Old Melbourne Gaol
To exit Old Melbourne Jail one must walk past the charity donation box and through the gift shop.
In the gift shop it is possible to purchase:
A stubby holder designed to resemble Ned Kelly’s armour (also on display in the jail)
and, a Ned Kelly snowglobe. At once the most inappropriate and therefore appropriate souvenir a carceral space has to offer.
As part of the entry ticket to the gaol, it is possible to visit the Watch House where you get locked in a dark cell for 2 minutes with a bunch of other snap happy tourists. Parents are warned that the tour might be traumatic for small children due to the shouty actor pretending to be the duty officer and the real life swears carved into the cell walls. I’ve seen more offensive graffiti in my junior school toilets.
There are also ghostly projections of criminals telling their stories too which, like the audio guides at Alcatraz, serve to exorcise the space of its ghosts (what Agamben describes as conjuring…) rather than legitimise such voices.
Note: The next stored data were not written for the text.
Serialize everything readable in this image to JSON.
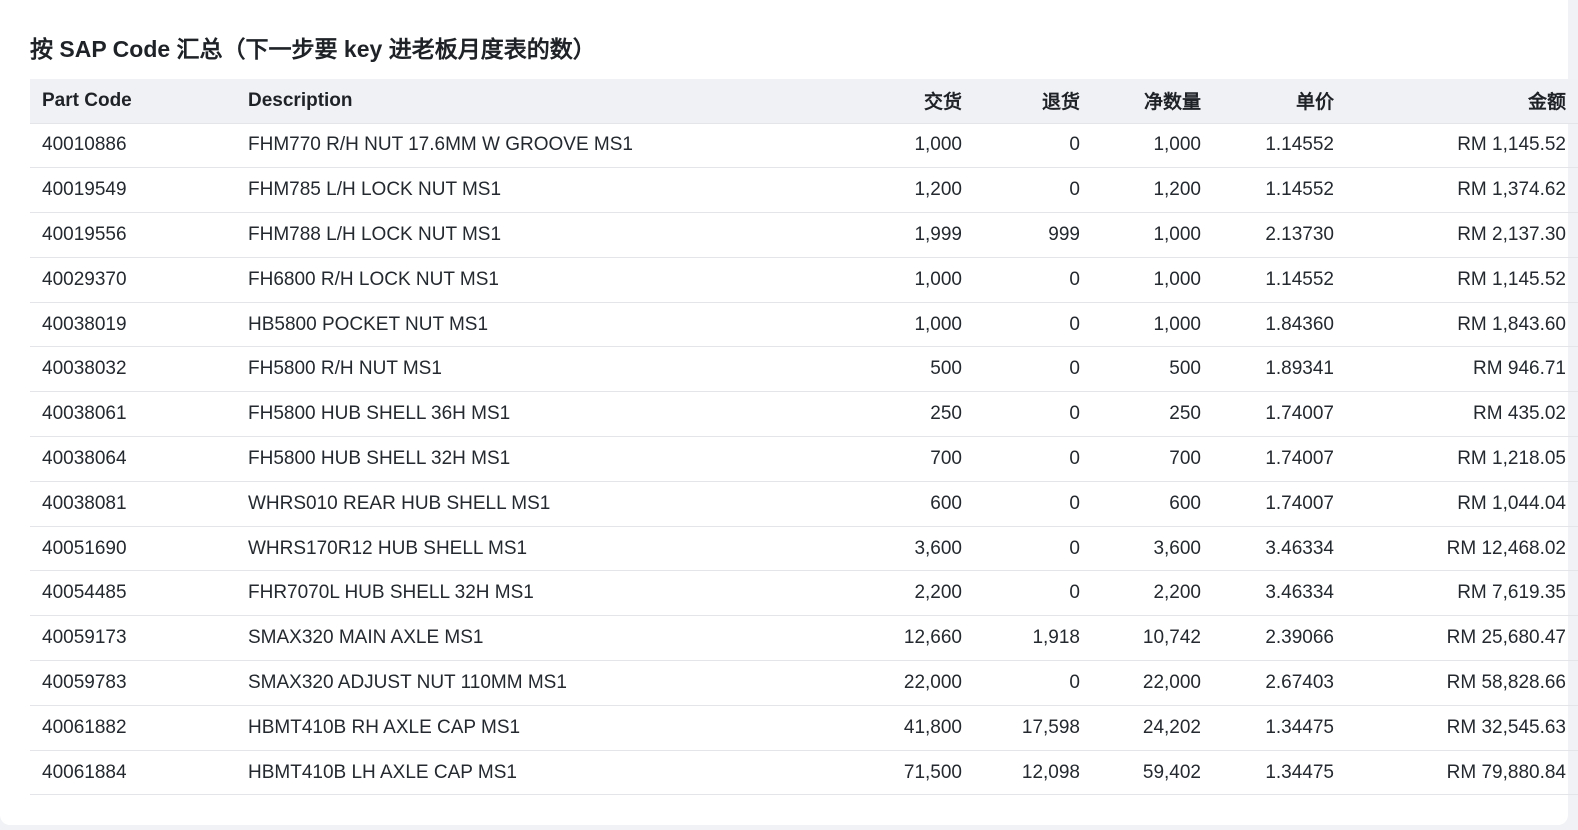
{
  "title": "按 SAP Code 汇总（下一步要 key 进老板月度表的数）",
  "columns": {
    "part_code": "Part Code",
    "description": "Description",
    "delivered": "交货",
    "returned": "退货",
    "net_qty": "净数量",
    "unit_price": "单价",
    "amount": "金额"
  },
  "rows": [
    {
      "code": "40010886",
      "desc": "FHM770 R/H NUT 17.6MM W GROOVE MS1",
      "delivered": "1,000",
      "returned": "0",
      "net": "1,000",
      "unit": "1.14552",
      "amount": "RM 1,145.52"
    },
    {
      "code": "40019549",
      "desc": "FHM785 L/H LOCK NUT MS1",
      "delivered": "1,200",
      "returned": "0",
      "net": "1,200",
      "unit": "1.14552",
      "amount": "RM 1,374.62"
    },
    {
      "code": "40019556",
      "desc": "FHM788 L/H LOCK NUT MS1",
      "delivered": "1,999",
      "returned": "999",
      "net": "1,000",
      "unit": "2.13730",
      "amount": "RM 2,137.30"
    },
    {
      "code": "40029370",
      "desc": "FH6800 R/H LOCK NUT MS1",
      "delivered": "1,000",
      "returned": "0",
      "net": "1,000",
      "unit": "1.14552",
      "amount": "RM 1,145.52"
    },
    {
      "code": "40038019",
      "desc": "HB5800 POCKET NUT MS1",
      "delivered": "1,000",
      "returned": "0",
      "net": "1,000",
      "unit": "1.84360",
      "amount": "RM 1,843.60"
    },
    {
      "code": "40038032",
      "desc": "FH5800 R/H NUT MS1",
      "delivered": "500",
      "returned": "0",
      "net": "500",
      "unit": "1.89341",
      "amount": "RM 946.71"
    },
    {
      "code": "40038061",
      "desc": "FH5800 HUB SHELL 36H MS1",
      "delivered": "250",
      "returned": "0",
      "net": "250",
      "unit": "1.74007",
      "amount": "RM 435.02"
    },
    {
      "code": "40038064",
      "desc": "FH5800 HUB SHELL 32H MS1",
      "delivered": "700",
      "returned": "0",
      "net": "700",
      "unit": "1.74007",
      "amount": "RM 1,218.05"
    },
    {
      "code": "40038081",
      "desc": "WHRS010 REAR HUB SHELL MS1",
      "delivered": "600",
      "returned": "0",
      "net": "600",
      "unit": "1.74007",
      "amount": "RM 1,044.04"
    },
    {
      "code": "40051690",
      "desc": "WHRS170R12 HUB SHELL MS1",
      "delivered": "3,600",
      "returned": "0",
      "net": "3,600",
      "unit": "3.46334",
      "amount": "RM 12,468.02"
    },
    {
      "code": "40054485",
      "desc": "FHR7070L HUB SHELL 32H MS1",
      "delivered": "2,200",
      "returned": "0",
      "net": "2,200",
      "unit": "3.46334",
      "amount": "RM 7,619.35"
    },
    {
      "code": "40059173",
      "desc": "SMAX320 MAIN AXLE MS1",
      "delivered": "12,660",
      "returned": "1,918",
      "net": "10,742",
      "unit": "2.39066",
      "amount": "RM 25,680.47"
    },
    {
      "code": "40059783",
      "desc": "SMAX320 ADJUST NUT 110MM MS1",
      "delivered": "22,000",
      "returned": "0",
      "net": "22,000",
      "unit": "2.67403",
      "amount": "RM 58,828.66"
    },
    {
      "code": "40061882",
      "desc": "HBMT410B RH AXLE CAP MS1",
      "delivered": "41,800",
      "returned": "17,598",
      "net": "24,202",
      "unit": "1.34475",
      "amount": "RM 32,545.63"
    },
    {
      "code": "40061884",
      "desc": "HBMT410B LH AXLE CAP MS1",
      "delivered": "71,500",
      "returned": "12,098",
      "net": "59,402",
      "unit": "1.34475",
      "amount": "RM 79,880.84"
    }
  ]
}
The same is perhaps true of Ned Kelly’s death mask on display.
Kelly is brought back to life at various points in the tour – it is possible to take part in a dramatised version of his trial in the old magistrate’s court. To navigate between the three elements of the tour – gaol, holding cells and courtroom – require one to return briefly to the space of the city – crime and punishment woven into the urban fabric. Yet, in the cities of today such a space can now exist only as visitor attraction, as guided tour, as part of the museification of the world and a celebration of the processes of gentrification which see both criminality and poverty removed from the urban landscape as anything but commodity fetish.
Kelly is reincarnated but in a display cabinet. And if a 5 year old happens to don the replica of his armour (to be worn only within the allocated area) before charging around the gaol, he must be stopped. Unauthorised reenactments risk unleashing the subversive, criminal spirit of Kelly himself.